Luckily, we didn’t stop playing there and then – since then we’ve had shows like Tabletop bring board games back into the public eye, and we carried on experimenting with new RPGs. I’d caught the GMing bug. I spent some time working on a system of my own which worked OK, but didn’t quite do it for me – then I started reading more about Dungeon World.
Any time, any place
You can play Dungeon World, pretty much anywhere. Given how separate our group is, we might only meet once every 6 months in person – if that. There’s no opportunity to be teaching a diverse range of rules, or laying out minis and encounters. Our group started small, with the excellent spinoff game World of Dungeons serving as an introduction to the rules. Once we’d played with that, we graduated to full-blown Dungeon World and haven’t looked back.
Let’s play a conversation
Dungeon World places the fiction first, not rules and gameplay. If you go up against a dragon, it doesn’t matter that it only has 16 HP – it is a giant f***ing dragon and will tear you to pieces unless you find a way to breach it’s armour. Time and again, this makes for memorable games – something the system outright rewards you for (if the group looted a valuable treasure or defeated a notable enemy, XP for everyone!)
There’s one simple rule – to do anything, roll 2d6 and add a stat. Depending on your result, you’ll either get what you want, get what you want with caveats, or the GM will describe something (and you probably won’t like it.) Obviously that’s not the only rule, but it’s definitely the one that matters the most. (And the popularity of the games that use it, like DW’s grandfather Apocalypse World, show how popular this approach can be.)

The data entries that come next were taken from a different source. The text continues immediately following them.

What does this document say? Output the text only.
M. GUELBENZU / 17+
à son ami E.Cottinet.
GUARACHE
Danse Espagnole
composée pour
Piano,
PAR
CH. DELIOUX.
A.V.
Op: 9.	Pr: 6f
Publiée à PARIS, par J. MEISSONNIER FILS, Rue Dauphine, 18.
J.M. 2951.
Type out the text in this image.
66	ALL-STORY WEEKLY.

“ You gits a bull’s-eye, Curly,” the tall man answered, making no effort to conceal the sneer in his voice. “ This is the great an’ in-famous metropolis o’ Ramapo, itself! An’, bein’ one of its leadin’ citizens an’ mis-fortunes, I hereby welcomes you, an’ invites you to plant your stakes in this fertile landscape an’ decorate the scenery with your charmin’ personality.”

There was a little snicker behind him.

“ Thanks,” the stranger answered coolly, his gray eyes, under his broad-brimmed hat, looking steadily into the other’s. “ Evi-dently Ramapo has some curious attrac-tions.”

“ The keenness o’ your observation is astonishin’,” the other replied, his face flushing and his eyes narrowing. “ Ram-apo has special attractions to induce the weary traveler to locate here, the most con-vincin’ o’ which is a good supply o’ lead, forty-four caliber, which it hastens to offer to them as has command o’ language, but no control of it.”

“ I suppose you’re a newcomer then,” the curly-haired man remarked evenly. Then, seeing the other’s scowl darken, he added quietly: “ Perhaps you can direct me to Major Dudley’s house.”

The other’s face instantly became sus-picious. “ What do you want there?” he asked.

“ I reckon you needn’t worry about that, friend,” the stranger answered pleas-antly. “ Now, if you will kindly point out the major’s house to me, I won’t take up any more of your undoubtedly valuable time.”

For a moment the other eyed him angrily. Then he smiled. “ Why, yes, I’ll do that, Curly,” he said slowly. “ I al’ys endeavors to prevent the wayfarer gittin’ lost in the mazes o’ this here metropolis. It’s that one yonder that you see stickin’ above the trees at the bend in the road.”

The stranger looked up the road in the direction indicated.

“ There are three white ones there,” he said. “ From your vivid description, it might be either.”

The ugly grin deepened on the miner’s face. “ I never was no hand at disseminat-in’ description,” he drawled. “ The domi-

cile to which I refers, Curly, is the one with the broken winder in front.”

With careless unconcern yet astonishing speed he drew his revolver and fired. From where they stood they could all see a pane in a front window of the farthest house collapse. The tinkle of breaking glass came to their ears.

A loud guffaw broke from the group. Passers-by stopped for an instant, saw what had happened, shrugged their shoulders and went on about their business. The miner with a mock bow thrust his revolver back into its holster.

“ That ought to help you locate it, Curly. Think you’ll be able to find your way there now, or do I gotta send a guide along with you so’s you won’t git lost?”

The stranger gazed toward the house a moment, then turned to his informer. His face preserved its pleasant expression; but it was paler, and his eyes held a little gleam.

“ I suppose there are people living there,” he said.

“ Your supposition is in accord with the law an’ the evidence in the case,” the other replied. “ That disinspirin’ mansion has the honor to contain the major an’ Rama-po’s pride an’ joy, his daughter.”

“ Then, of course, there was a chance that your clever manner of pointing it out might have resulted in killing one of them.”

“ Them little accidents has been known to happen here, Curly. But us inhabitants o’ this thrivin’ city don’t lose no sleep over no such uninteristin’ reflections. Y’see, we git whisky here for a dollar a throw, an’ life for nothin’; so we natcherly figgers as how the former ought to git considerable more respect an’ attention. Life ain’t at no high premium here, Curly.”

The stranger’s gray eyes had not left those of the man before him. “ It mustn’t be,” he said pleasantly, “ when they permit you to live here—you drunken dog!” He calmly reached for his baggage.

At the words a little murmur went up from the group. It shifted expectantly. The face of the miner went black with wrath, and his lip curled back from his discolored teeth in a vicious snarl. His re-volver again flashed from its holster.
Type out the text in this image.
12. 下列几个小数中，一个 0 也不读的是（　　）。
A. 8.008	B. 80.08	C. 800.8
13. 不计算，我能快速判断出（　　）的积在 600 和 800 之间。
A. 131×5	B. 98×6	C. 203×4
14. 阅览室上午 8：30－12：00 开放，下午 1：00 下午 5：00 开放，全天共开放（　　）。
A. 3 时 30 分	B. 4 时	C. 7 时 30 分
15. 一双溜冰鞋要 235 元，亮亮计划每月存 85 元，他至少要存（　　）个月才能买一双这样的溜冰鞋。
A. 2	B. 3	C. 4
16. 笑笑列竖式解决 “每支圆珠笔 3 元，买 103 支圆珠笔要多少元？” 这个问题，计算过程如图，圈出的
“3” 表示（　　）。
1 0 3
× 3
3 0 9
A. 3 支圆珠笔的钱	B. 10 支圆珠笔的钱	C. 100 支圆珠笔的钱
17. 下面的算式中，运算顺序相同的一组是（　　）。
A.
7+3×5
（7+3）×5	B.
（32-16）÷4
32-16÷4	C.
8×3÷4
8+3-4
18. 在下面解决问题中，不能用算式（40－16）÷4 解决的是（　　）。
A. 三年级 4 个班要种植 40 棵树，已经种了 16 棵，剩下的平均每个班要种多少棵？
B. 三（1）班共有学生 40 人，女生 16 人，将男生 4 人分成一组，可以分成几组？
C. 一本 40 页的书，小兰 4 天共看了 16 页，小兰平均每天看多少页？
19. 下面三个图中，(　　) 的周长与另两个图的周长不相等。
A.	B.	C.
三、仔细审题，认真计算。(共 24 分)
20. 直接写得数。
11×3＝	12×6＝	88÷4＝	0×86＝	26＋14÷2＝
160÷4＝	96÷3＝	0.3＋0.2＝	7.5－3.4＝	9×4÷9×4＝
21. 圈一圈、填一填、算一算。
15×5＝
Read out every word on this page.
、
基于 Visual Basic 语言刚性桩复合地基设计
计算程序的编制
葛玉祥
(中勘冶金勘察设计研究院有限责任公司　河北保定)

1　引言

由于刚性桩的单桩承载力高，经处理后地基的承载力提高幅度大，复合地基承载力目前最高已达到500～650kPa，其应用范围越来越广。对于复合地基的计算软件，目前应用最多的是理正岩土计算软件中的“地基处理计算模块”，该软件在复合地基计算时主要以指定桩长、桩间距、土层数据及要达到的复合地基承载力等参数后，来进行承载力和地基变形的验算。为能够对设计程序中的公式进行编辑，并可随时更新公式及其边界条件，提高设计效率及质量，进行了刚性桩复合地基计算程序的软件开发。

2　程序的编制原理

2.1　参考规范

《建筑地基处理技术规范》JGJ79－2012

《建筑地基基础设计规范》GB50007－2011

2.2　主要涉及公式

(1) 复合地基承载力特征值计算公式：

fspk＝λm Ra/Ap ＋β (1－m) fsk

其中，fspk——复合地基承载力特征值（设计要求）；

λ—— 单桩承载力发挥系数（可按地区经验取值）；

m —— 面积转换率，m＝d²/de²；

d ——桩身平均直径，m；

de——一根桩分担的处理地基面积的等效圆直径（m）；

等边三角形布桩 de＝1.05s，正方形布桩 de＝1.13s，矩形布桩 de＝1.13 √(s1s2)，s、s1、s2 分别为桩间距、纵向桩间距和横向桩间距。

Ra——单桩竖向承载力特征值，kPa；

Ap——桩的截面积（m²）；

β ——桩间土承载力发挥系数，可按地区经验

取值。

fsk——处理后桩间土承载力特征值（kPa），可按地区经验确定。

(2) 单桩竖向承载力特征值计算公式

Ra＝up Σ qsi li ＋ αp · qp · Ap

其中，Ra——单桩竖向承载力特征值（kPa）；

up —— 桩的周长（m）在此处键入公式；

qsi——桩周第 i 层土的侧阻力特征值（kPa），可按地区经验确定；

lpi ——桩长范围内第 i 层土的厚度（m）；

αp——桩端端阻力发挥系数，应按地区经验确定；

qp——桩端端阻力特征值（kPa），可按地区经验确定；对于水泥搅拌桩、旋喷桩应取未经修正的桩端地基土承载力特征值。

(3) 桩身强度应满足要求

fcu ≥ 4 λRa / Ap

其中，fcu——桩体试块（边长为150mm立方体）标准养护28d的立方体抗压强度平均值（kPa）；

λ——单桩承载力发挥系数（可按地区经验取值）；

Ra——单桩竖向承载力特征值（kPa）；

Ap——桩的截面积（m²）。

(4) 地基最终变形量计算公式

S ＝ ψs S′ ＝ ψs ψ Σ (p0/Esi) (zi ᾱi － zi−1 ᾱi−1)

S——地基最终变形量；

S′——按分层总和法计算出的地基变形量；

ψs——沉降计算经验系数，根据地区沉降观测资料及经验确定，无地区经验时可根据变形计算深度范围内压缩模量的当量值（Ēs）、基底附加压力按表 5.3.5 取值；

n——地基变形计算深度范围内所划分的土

Such modding, so development
Like I said, at first I wanted to make my own game. At some point I still do, but in many respects Dungeon World scratches that itch because it’s a great system to develop fresh content for. Even though you’re not supposed to – you should “play to find out what happens” – as a GM it’s easy, fast and fun to come up with half a dozen potential scenarios to throw in the players’ direction when things go wrong!
So it’s perfect then?
Well, nothing’s perfect of course. The fiction-first gameplay can cause confusion, especially with some of the more open-ended classes like the shapeshifting Druid. With few exceptions, you only get XP for failing a roll, so there’s also a divide that the GM and the player have to work together to avoid – if a player only uses their best abilities, it can become a very boring experience because they’re less likely to fail. Because the rules are pretty light, the GM is denied the security of absolute rules for any given situation – there has to be a degree of trust between the GM and the players that the GM isn’t just going to screw them over. But with time and practice – and the game is definitely worth investing time in – this mode of play becomes second nature, and allows much more fluid, story-based gameplay to develop.
If you’re on this website, and you’ve read this far, you should have bought Dungeon World already. If you need some final convincing, you can find the rules online for free (licensed under Creative Commons) and ask away in the lovely and friendly DW Tavern on Google+. My opinion? I’ve never played a more entertaining RPG, and I suspect I might not for many years to come.